Why is $S^1 \times [0, 1]$ an annulus?

Question

($S^1$ is the unit circle.) $S^1 \times [0, 1]$ looks like a closed disk with no holes in it to me, but an annulus has a hole in the center of a circle. If so, then what is the radius of the "hole" for the annulus $S^1 \times [0, 1]$?

Answer 1

You're a little too hung-up on the 'unit circle' representation of $S^1$ and not thinking abstractly enough. If you want to think concretely, consider $S^1$ as the circle $x^2+y^2=1$ and take the product with the interval $0\leq z\leq 1$. In particular, you shouldn't be identifying the points $\{(s,0): s\in S^1\}$, which is what you're implicitly doing.

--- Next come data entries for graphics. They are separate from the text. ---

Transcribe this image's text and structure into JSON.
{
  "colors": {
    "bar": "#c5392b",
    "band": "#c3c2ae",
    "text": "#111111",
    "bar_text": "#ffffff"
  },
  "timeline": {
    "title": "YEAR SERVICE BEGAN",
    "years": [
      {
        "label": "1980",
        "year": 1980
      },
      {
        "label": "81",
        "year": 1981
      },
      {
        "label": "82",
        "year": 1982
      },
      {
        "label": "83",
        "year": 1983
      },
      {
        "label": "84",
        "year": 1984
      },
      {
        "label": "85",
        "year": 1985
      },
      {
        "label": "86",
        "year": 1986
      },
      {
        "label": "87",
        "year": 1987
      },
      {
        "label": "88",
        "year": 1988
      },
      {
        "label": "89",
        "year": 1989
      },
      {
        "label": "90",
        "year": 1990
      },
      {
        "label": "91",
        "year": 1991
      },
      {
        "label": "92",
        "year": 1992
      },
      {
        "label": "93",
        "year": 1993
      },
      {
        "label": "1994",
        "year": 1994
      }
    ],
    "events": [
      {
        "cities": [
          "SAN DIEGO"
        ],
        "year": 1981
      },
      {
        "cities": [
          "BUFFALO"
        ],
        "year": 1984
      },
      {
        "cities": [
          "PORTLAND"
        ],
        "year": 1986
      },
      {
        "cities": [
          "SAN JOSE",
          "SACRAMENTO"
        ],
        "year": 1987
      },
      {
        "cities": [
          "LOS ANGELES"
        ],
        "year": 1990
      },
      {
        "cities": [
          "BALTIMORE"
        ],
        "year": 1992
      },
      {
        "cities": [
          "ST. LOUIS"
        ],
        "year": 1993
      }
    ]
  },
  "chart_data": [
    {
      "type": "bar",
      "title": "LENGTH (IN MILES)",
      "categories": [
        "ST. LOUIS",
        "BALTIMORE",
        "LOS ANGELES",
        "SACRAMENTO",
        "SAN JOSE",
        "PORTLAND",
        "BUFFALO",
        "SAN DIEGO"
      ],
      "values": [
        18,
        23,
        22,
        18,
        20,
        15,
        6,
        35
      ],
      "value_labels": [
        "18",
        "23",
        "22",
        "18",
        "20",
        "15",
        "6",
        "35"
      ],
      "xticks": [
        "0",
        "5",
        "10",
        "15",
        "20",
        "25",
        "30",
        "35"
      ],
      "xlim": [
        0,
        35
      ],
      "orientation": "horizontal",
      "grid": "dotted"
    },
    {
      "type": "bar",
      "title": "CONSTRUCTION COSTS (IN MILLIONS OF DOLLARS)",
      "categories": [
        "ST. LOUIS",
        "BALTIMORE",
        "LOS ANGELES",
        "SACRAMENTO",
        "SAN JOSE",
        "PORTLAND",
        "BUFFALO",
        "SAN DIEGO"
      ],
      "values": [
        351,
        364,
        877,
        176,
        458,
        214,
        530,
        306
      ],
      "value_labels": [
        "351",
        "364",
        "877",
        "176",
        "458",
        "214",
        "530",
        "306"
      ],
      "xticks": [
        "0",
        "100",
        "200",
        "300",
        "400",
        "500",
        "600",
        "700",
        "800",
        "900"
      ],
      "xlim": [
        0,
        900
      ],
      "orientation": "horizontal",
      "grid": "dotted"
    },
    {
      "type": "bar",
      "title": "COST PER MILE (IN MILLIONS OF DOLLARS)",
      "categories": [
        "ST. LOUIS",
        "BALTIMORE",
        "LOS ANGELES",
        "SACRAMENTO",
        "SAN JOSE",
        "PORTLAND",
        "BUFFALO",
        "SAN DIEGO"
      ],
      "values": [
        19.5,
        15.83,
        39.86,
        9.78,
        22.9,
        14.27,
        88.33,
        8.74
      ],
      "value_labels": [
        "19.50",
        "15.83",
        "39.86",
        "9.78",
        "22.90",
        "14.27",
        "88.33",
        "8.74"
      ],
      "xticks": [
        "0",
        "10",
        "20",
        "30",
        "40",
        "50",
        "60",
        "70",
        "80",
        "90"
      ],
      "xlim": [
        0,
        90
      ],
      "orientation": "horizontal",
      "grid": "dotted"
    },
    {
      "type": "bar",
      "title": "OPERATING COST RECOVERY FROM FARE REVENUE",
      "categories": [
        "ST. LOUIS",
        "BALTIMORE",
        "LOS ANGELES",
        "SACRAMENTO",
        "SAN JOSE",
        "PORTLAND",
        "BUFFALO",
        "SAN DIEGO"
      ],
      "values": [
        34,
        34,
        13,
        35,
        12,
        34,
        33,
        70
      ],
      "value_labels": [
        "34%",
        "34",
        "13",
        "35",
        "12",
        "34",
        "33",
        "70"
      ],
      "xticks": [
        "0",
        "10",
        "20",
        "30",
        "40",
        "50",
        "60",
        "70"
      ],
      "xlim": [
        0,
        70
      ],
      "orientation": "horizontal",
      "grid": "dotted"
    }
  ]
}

Another useful check: since the interval $[0,1]$ is isomorphic to the interval $[1,2]$ then certainly $S^1\times[0,1]$ should be isomorphic to $S^1\times[1,2]$, and the latter is (hopefully) more obviously an annulus any way you look at it.

Now, can you find an isomorphism from the 2d annulus $\{(r,\theta): 1\leq r\leq 2\}$ (in polar coordinates) to the first 'three-dimensional' representation given above?

Answer 2

Here's an explicit correspondence: $$ (\theta, t) \mapsto ((3+t) \cos \theta, (3 + t) \sin \theta) $$ This shows that $S^1 \times [0, 1]$ is diffeomorphic to the annulus in the plane whose center is the origin, with inner radius 3 and outer radius 4. You can probably adjust the mapping to make this work with whatever inner and outer radii you like.

If you want to think of $S^1$ as the set of points $(x, y)$ with $x^2 + y^2 = 1$, then a slightly different map is

$$ (x, y, t) \mapsto \left(\frac{1+t}{2} x, \frac{1+t}{2} y\right) $$ The image of that map is an annulus of inner radius $1/2$, corresponding to $t = 0 \in [0, 1]$ and outer radius $1$, corresponding to $t = 1 \in [0, 1]$.